At sampling time the trainer runs ancestral DDPM in reverse: start from N(0,I)\mathcal{N}(0, I) at the correct atom count, denoise step-by-step under spectrum conditioning, and return V^k\hat V_k ready for downstream reconstruction.

From spectral embedding to bonds

A predicted V^k\hat V_k is not yet a graph; it’s coordinates. The current implementation uses a transformer decoder to produce bond logits from the eigenvectors, which is the simplest thing that works and which inherits the encoder–decoder attention machinery already in the model.

A planned alternative — a Spectral Graph Neural Operator (SGNO) — treats the eigenvectors as coordinates on a continuous manifold and learns a kernel that turns pairs of coordinates into a bond potential:

class SpectralKernel(nn.Module):
    """Learnable kernel over spectral coordinates."""
    def __init__(self, spectral_dim, hidden_dim=64):
        super().__init__()
        self.kernel_mlp = nn.Sequential(
            nn.Linear(2 * spectral_dim, hidden_dim),
            nn.GELU(),
            nn.Linear(hidden_dim, 1),
        )

    def forward(self, E):
        # E: [batch, n_atoms, spectral_dim]
        n_atoms = E.shape[1]
        E_i = E.unsqueeze(2).expand(-1, n_atoms, n_atoms, -1)
        E_j = E.unsqueeze(1).expand(-1, n_atoms, n_atoms, -1)
        grid = torch.cat([E_i, E_j], dim=-1)
        pot  = self.kernel_mlp(grid).squeeze(-1)
        return (pot + pot.transpose(1, 2)) / 2          # symmetric bond potential

Three properties make the SGNO interesting:

  • Smoothness in spectral space. Atoms with similar spectral coordinates get similar predicted connectivity, which is exactly the inductive bias the Laplacian embedding was constructed for.
  • Global context for free. The kernel sees long-range structure through the spectral coordinates, without needing explicit message-passing depth to propagate it.
  • Resolution invariance. The kernel is a function of pairwise spectral coordinates, not of a fixed atom-count grid, so the same decoder applies to molecules of any size.

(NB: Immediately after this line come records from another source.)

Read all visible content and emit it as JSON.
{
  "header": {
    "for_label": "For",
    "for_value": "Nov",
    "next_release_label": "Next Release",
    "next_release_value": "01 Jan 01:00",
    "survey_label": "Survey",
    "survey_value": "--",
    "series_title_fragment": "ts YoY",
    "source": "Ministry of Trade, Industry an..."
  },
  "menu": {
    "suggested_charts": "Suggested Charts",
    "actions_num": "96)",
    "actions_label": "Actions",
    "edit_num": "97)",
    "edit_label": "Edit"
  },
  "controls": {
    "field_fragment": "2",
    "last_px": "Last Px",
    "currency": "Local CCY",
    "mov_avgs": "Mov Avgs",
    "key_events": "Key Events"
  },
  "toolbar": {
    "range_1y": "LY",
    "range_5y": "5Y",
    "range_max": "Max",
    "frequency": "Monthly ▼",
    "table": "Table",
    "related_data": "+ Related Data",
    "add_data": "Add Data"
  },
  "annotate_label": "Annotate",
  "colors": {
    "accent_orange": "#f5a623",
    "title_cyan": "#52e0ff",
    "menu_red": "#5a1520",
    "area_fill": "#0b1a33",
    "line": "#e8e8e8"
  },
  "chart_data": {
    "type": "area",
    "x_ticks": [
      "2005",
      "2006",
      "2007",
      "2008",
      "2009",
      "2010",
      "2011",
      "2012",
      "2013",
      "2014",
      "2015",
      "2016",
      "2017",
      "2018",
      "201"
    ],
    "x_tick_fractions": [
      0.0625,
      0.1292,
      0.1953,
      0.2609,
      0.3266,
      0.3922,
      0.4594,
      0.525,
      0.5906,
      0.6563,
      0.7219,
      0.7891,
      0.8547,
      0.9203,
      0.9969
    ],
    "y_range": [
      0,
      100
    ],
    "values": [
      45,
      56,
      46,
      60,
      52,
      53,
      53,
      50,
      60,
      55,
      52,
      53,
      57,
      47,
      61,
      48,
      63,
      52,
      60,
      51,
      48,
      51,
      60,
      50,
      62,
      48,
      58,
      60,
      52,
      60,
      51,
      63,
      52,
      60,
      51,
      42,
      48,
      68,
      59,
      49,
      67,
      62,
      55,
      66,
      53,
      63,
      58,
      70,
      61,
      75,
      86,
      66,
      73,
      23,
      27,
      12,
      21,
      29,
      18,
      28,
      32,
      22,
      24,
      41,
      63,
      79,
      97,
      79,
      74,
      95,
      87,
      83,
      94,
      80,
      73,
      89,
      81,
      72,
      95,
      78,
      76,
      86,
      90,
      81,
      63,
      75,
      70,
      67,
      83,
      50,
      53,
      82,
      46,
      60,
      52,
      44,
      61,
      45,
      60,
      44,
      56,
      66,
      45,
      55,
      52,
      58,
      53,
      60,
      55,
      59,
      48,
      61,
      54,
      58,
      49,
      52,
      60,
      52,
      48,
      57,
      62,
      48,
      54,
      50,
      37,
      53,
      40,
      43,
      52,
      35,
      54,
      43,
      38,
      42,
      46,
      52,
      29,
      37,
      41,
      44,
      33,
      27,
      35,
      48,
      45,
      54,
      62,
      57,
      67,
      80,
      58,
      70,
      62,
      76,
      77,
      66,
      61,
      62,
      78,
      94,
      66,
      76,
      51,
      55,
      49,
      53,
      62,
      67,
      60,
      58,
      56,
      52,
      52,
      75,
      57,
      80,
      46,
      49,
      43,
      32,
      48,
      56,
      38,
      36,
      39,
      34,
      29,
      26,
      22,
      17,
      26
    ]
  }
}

The cost is the dense N×NN \times N expansion of the kernel grid. For larger systems, chunking the rows or switching to a distance-based kernel (e.g. torch.cdist on the spectral coordinates) keeps memory manageable. That tradeoff sits in the SGNO module rather than the diffusion model itself, so the two stages can evolve independently.

What I keep an eye on

A short list of failure modes and open questions, in roughly the order they tend to bite:

  • Projection loss vs. eigenvector loss balance. Too much weight on the eigenvector MSE and the model starts trying to fit a single basis representative, fighting the sign/rotation symmetry; too little and the columns drift away from orthonormality. The current default of projection_loss_weight = 1.0 is a working starting point but not obviously optimal across atom counts.
  • Cospectral mass. What fraction of the training set lies on cospectral collisions, and does the model degrade gracefully on those? Cospectrality is fundamental, but it’s worth knowing how often it actually bites.
  • MS isomer plateaus. The conditional distribution of structures given a spectrum has support on multiple isomers. The metric I want is calibrated coverage of that set — a top-kk similarity over reverse-diffusion samples is a better fit than a single-point accuracy.
  • Padding pathologies. Mask conventions are checked at runtime, but a small bug in mask construction silently corrupts cross-attention. Padding tests stay near the top of the test suite for that reason.

Where this is going

The next concrete milestones are honest evaluation on a public dataset and a real comparison between the transformer decoder and the SGNO kernel. The recently merged work integrates the MassSpecGym benchmark — dataset, eval harness, and SGNO training — so the next set of results will be on that, rather than on the synthetic padded batches in spectral_diffusion.py.

Spectral diffusion is not going to “solve” MS-to-structure on its own; the limits are partly information-theoretic and partly chemistry-shaped. What it can plausibly do is produce a calibrated set of structure hypotheses for a given spectrum, in a representation that downstream chemists and other models can both read.